LeasingDas Leasing kommt aus dem englischen und bedeutet so etwas wie mieten oder pachten. Es ist nach einem Verwendungszweck so etwas in der Art wie eine Finanzierung, dabei schließen zwei Partner einen Vertrag ab, wo bei einer der Leasinggeber und der andere der Leasingnehmer ist.

Unterschiede beim Leasing

Der Leasinggeber überlässt dem Leasingnehmer ein Investitionsgut für eine bestimmte Laufzeit und für ein bestimmtes Entgelt. So erkennt man die Ähnlichkeit zum Mieten oder auch Pachten, dass die Objekte für eine Nutzung dem anderen überlassen werden. Doch der Unterschied dabei ist, dass das jeweilige Leasingobjekt noch eine zusätzliche Kaufoption enthält. Es wird vertraglich festgelegt, dass der Leasingnehmer sich beim Leasing verpflichten muss, dass Leasinggut nach der Vertragslaufzeit zu erwerben oder erst später entscheidet ob er es erwerben möchte.

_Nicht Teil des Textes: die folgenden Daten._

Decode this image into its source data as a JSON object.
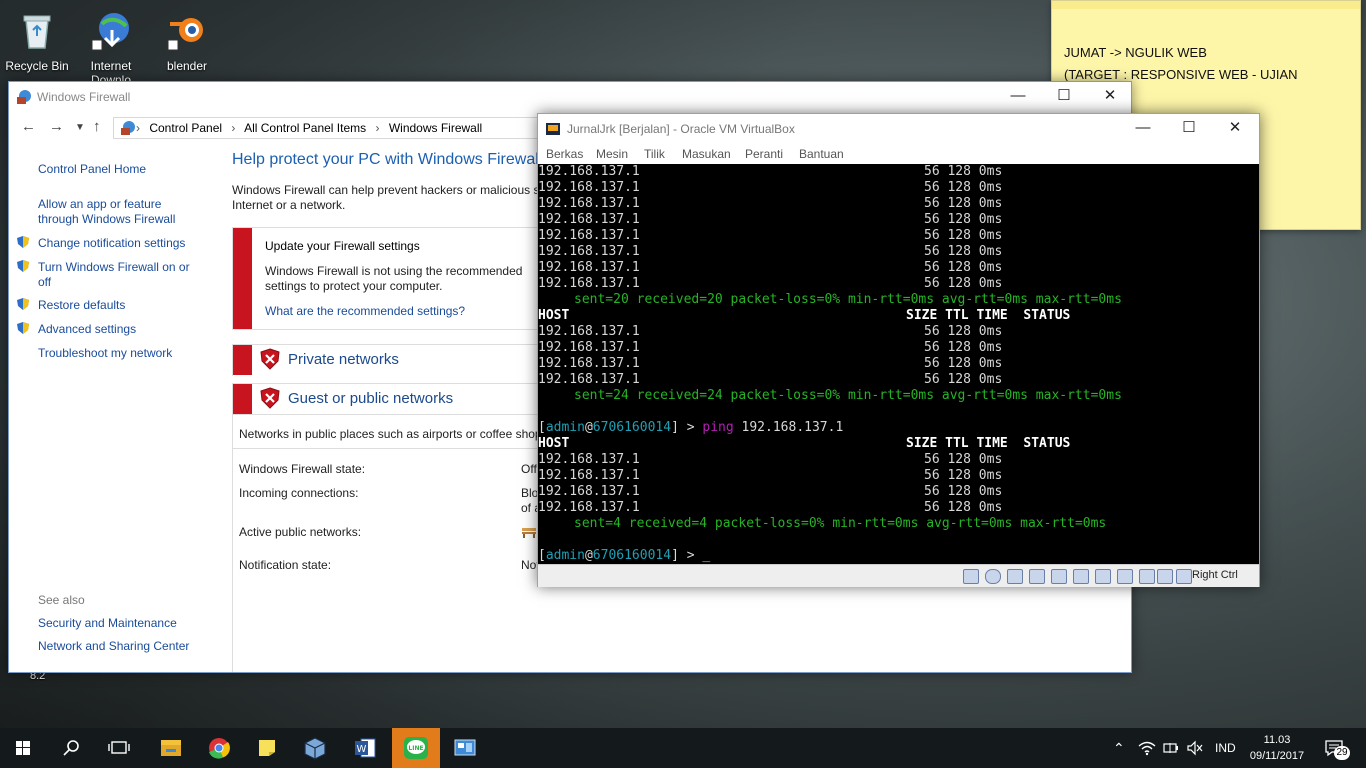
{
  "desktop": {
    "icons": [
      {
        "label": "Recycle Bin"
      },
      {
        "label": "Internet Downlo"
      },
      {
        "label": "blender"
      }
    ],
    "edge_text": "8.2"
  },
  "sticky_note": {
    "lines": [
      "JUMAT -> NGULIK WEB",
      "(TARGET : RESPONSIVE WEB - UJIAN"
    ]
  },
  "firewall": {
    "title": "Windows Firewall",
    "breadcrumb": [
      "Control Panel",
      "All Control Panel Items",
      "Windows Firewall"
    ],
    "sidebar": {
      "home": "Control Panel Home",
      "allow_app": [
        "Allow an app or feature",
        "through Windows Firewall"
      ],
      "change_notifications": "Change notification settings",
      "turn_on_off": [
        "Turn Windows Firewall on or",
        "off"
      ],
      "restore_defaults": "Restore defaults",
      "advanced": "Advanced settings",
      "troubleshoot": "Troubleshoot my network",
      "see_also": "See also",
      "security_maintenance": "Security and Maintenance",
      "network_sharing": "Network and Sharing Center"
    },
    "main": {
      "heading": "Help protect your PC with Windows Firewall",
      "desc": [
        "Windows Firewall can help prevent hackers or malicious so",
        "Internet or a network."
      ],
      "alert_title": "Update your Firewall settings",
      "alert_body": [
        "Windows Firewall is not using the recommended",
        "settings to protect your computer."
      ],
      "alert_link": "What are the recommended settings?",
      "private_networks": "Private networks",
      "guest_public_networks": "Guest or public networks",
      "public_desc": "Networks in public places such as airports or coffee shop",
      "state_label": "Windows Firewall state:",
      "state_value": "Off",
      "incoming_label": "Incoming connections:",
      "incoming_value": [
        "Blo",
        "of a"
      ],
      "active_label": "Active public networks:",
      "notification_label": "Notification state:",
      "notification_value": "Not"
    }
  },
  "vbox": {
    "title": "JurnalJrk [Berjalan] - Oracle VM VirtualBox",
    "menu": [
      "Berkas",
      "Mesin",
      "Tilik",
      "Masukan",
      "Peranti",
      "Bantuan"
    ],
    "host_key": "Right Ctrl",
    "terminal": {
      "ip": "192.168.137.1",
      "row_stats": "56 128 0ms",
      "header_host": "HOST",
      "header_cols": "SIZE TTL TIME  STATUS",
      "summary1": {
        "sent": "sent=20",
        "received": "received=20",
        "loss": "packet-loss=0%",
        "min": "min-rtt=0ms",
        "avg": "avg-rtt=0ms",
        "max": "max-rtt=0ms"
      },
      "summary2": {
        "sent": "sent=24",
        "received": "received=24",
        "loss": "packet-loss=0%",
        "min": "min-rtt=0ms",
        "avg": "avg-rtt=0ms",
        "max": "max-rtt=0ms"
      },
      "summary3": {
        "sent": "sent=4",
        "received": "received=4",
        "loss": "packet-loss=0%",
        "min": "min-rtt=0ms",
        "avg": "avg-rtt=0ms",
        "max": "max-rtt=0ms"
      },
      "prompt_user": "admin",
      "prompt_host": "6706160014",
      "command": "ping",
      "command_arg": "192.168.137.1"
    }
  },
  "taskbar": {
    "language": "IND",
    "time": "11.03",
    "date": "09/11/2017",
    "notification_count": "29"
  },
  "colors": {
    "alert_red": "#c8141e",
    "link_blue": "#1a4c9a",
    "term_green": "#26b426",
    "term_cyan": "#1ea0b4",
    "term_magenta": "#b41eb4",
    "line_app": "#e27b1a"
  }
}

Verzichtet er auf das Kaufrecht, so steht es dem Leasinggeber frei, das Objekt an einen Dritten zu veräußern. Während der gesamten Vertragslaufzeit bleibt der Leasinggeber der Eigentümer, der Leasingnehmer ist hierbei nur der Besitzer.

Arten der Leasingobjekte

Hat sich der Leasingnehmer dazu verpflichtet, das Objekt nach dem Vertrag käuflich zu erwerben, handelt es sich dabei um ein langfristiges Finanzierungsleasing. Ist die Kaufoption offen, nennt man es auch Operatingsleasing. Zu den Arten der Leasingobjekte zählen unter anderem Immobilien und auch mobile Objekte. Zu den mobilen Leasingobjekten gehören unter anderem Busse, Autos, Flugzeuge, aber auch Büromaschinen, Werkzeugmaschinen und auch ganze Büroeinrichtungen. Auch für Privatpersonen ist das Leasing in der heutigen Zeit sehr sinnvoll. Besonders wenn man sich ein neues Fahrzeug holen will, diesen aber nicht sofort bar bezahlen kann und keine großen Schulden machen will.